Then there’s games like Skyrim, The Witcher III and Dark Souls, which play perfectly well on the handheld Nintendo Switch and could feasibly get a mobile phone release, if the hardware had enough power to support them.
This could leave my console still very much in use, but solely for those glitzy, top-tier launches (especially the ones that don’t come to Game Pass) that are still out of reach for my mobile devices. But I can see a time when I opt not to renew my Game Pass subscription, in favor of a mobile-based gaming platform (similar to Apple Arcade, perhaps) that offers a quality of game not so far seen on the Google Play store.

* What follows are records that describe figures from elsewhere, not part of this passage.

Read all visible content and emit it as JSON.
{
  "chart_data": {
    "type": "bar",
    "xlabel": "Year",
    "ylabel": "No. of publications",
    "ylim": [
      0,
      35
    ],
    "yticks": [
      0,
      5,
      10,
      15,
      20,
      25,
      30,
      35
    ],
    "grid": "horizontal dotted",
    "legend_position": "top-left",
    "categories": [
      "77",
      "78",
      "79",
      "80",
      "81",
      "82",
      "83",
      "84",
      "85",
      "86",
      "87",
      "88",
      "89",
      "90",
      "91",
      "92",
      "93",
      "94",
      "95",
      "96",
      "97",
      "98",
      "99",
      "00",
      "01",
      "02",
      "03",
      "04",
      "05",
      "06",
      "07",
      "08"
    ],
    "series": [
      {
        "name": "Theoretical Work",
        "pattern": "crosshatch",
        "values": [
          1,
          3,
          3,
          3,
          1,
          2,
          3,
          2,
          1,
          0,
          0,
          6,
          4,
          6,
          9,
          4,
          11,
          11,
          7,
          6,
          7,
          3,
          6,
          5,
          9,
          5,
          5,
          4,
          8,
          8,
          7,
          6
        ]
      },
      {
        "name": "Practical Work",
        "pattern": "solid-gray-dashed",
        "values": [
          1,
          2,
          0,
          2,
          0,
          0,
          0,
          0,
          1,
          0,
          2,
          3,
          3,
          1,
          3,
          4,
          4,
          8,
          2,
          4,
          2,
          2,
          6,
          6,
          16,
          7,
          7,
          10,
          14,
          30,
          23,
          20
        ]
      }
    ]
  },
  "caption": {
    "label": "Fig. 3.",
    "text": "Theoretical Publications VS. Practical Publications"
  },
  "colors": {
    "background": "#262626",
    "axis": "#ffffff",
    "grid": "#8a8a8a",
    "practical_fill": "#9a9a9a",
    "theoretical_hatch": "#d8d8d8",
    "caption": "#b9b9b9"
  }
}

This is, of course, theoretical, and a lot has to happen for any of this to come to pass. Samsung needs to actually put the Exynos 2200 into the S22 for one thing, which it typically only does in some regions, including the UK, while the US gets phones running Qualcomm chips. Then we have to see an actual dramatic uptick in gaming prowess from the chip, and so far Samsung hasn’t given any kind of indication as to what performance improvements — if any — we’ll likely see, instead simply leaning on rhetoric like how “the Exynos 2200 will redefine mobile gaming experience.” If you say so, Samsung.
Even if we do get a hyper-powered gaming beast of a Galaxy S22, my mobile gaming dream still relies on gaming developers making use of that power and bringing compelling titles to the phone. Because I’ll be honest, a ray tracing-enabled Candy Crush isn’t really going to cut it.
So I’m not confident that the Galaxy S22 will revolutionize gaming for me, but the Exynos 2200 is just the first step in Samsung’s partnership with AMD, and it may well be that later generations — with all the refinements that come with them — will make a much more compelling case for both casual and enthusiastic gamers to take notice.
Samsung didn’t immediately respond to a request for comment.